Disaster victims' sensitive information exposed through FEMA data breach
The breach shared more than 20 different and unnecessary data fields with an unnamed contractor tied to the disaster agency
America's Federal Emergency Management Agency (FEMA) has leaked personal addresses and banking information of 2.3 million disaster survivors in a data breach.
The agency leaked records of people affected by Hurricanes Irma, Harvey and Maria from 2017 to an unnamed outside contractor. It's common practice for the agency to share data with outside contractors, however, "FEMA provided more information than was necessary," said Lizzie Litzow, press secretary for FEMA.
The security breach occurred because of an error in a program used to place victims of disasters in temporary housing, according to the findings of the Office of the Inspector General.
The unnecessarily shared data included home addresses, birth dates and in most cases sensitive details about banking accounts belonging to the victims.
The breach could threaten the survivors with identity theft and fraud, according to the original watchdog report.
'Since the discovery of this issue, FEMA has taken aggressive measures to correct this error," said Litzow. "FEMA is no longer sharing unnecessary data with the contractor and has conducted a detailed review of the contractor's information system."
"FEMA has also worked with the contractor to remove the unnecessary data from the system and updated its contract to ensure compliance with Department of Homeland Security (DHS) cybersecurity and information-sharing standards," she added.
The Inspector General's report told FEMA it needs to install controls to ensure that the data would not continue to be shared with the contractor in question and also be certain that information shared is wiped from the contractor's systems.

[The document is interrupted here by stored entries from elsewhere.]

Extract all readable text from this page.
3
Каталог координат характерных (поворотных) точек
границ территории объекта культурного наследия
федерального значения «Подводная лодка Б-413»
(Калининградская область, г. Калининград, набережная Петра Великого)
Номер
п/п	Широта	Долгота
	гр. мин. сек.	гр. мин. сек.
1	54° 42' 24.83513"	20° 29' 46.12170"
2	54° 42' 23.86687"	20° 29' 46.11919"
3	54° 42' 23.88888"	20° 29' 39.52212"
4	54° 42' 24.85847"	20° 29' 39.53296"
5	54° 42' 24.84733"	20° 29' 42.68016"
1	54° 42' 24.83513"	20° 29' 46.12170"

"One can see how best practices in how a data leakage should be handled - notify the general public, have an action plan to resolve the issue and next steps what to do to not repeat the same mistake," said Boris Cipot, senior security engineer at Synopsys. "However, it also shows how bad decisions in database structures can lead to such disasters."

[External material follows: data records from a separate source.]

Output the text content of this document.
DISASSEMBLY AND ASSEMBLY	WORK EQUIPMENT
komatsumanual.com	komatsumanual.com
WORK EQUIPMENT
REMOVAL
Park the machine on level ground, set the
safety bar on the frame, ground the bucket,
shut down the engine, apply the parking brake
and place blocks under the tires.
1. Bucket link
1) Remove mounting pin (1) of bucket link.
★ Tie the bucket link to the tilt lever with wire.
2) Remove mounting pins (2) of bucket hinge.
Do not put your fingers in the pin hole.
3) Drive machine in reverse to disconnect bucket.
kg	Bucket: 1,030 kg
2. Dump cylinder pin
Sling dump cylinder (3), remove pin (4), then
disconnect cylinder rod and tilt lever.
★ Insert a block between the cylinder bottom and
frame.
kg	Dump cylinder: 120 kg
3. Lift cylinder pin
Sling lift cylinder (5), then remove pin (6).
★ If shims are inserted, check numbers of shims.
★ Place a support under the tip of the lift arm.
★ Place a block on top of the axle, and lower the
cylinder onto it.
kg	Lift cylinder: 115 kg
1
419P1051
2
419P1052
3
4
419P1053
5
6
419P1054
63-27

"When handling sensitive data, special care and a lot of thought has to be given to selecting which data can be accessed and which should not be accessible by systems. As said, it is good that they will now go and remove data that should not be shared, but this could be avoided if this selection was made earlier."
The report was originally published on 15 March but only recently came to light.
Of the 2.3 million people affected, 1.8 million had their bank details leaked with a further 725,000 had just their home addresses leaked, according to a Department of Homeland Security official who commented under the condition of anonymity.